I returned and said hello to a big welsh guy at the bar named Rhys and asked if he minded me joining them outside. I sat with a group of about eight people from Wales, America, Thailand, Ireland, Australia and England. The first English guy I met was Andy. I asked where abouts in London he was from, and he replied “Enfield”. “FUCK OFF”, I responded, shocked that the first Brit I’ve met on this ‘lonely’ journey is from my own home town. MADNESS! SHENANIGANS, I declare. The settings of the scene all shook, and out stepped all of my loved ones (everyone), all part of an epic ruse after choosing to come and join me on this journey. Those last two sentences were untrue, but we’re all together anyway, and that coincidence was enough of a sign to assure me that I was still on the right path, which I found ever since leaving for America in the winter of 2009.

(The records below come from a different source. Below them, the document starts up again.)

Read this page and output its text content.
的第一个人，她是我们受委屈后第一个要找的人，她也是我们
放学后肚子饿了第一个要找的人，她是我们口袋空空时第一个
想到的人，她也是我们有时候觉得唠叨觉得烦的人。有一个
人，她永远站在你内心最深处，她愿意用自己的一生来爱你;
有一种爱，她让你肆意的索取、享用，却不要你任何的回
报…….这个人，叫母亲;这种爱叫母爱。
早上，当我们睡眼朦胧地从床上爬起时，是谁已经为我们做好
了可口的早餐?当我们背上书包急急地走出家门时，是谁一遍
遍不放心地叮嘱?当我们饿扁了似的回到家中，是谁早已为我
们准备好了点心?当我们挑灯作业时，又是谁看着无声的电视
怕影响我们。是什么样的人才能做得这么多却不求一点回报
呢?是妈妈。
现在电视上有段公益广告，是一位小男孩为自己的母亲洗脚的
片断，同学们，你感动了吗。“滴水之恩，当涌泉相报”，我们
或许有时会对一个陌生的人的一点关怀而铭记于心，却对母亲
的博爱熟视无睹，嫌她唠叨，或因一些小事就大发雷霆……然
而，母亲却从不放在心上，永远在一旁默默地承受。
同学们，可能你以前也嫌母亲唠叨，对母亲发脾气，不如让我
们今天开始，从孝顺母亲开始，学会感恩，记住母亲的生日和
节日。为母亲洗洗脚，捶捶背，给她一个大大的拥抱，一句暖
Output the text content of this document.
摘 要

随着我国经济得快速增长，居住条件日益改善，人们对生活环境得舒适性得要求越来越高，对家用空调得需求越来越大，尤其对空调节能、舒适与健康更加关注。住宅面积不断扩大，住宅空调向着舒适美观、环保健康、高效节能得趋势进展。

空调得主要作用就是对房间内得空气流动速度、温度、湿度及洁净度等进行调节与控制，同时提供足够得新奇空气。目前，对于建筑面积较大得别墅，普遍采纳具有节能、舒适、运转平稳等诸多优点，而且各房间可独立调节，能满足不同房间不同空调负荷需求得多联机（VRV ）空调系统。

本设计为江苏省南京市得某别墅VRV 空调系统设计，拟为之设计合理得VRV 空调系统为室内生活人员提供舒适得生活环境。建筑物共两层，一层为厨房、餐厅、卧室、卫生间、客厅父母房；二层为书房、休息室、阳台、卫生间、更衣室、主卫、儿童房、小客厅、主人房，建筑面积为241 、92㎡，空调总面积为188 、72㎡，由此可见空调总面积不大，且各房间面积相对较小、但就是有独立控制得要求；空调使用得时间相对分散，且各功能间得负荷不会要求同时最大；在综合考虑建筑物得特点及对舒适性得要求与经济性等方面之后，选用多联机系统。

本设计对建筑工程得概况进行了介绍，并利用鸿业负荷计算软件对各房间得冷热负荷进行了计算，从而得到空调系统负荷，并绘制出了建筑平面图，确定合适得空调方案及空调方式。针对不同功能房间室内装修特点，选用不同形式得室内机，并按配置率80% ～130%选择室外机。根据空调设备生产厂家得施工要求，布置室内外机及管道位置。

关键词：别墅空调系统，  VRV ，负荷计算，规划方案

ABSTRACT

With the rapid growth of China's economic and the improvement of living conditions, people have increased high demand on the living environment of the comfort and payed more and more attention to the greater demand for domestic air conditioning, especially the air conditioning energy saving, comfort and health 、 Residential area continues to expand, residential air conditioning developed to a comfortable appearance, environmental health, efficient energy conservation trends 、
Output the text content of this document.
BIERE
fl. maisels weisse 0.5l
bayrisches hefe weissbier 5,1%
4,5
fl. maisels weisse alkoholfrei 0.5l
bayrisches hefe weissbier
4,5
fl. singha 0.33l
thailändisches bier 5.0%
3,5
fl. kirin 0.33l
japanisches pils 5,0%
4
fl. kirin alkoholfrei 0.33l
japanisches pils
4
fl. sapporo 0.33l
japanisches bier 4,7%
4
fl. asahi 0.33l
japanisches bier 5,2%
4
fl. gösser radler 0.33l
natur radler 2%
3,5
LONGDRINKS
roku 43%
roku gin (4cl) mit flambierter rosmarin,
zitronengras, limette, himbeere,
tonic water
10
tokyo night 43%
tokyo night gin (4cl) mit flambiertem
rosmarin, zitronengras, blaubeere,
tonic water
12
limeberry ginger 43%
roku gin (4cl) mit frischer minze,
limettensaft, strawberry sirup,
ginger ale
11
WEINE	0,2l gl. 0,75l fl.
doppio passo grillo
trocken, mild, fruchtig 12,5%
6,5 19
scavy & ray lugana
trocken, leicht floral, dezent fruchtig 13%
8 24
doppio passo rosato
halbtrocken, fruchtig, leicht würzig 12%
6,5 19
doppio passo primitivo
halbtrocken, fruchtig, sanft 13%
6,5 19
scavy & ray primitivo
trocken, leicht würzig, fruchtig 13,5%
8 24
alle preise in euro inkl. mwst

I went to bed after a few too many cigarettes and not enough weed, as everybody I had asked had some horror story or another to tell and hadn’t come across any. I took another shower which was warm this time, and entered my relatively empty eight bed dorm, where there was one American guy I’d briefly said hello to, and a black guy that had been sleeping the whole time, whom I hadn’t met yet. Tomorrow would be another start. I didn’t know where I was going.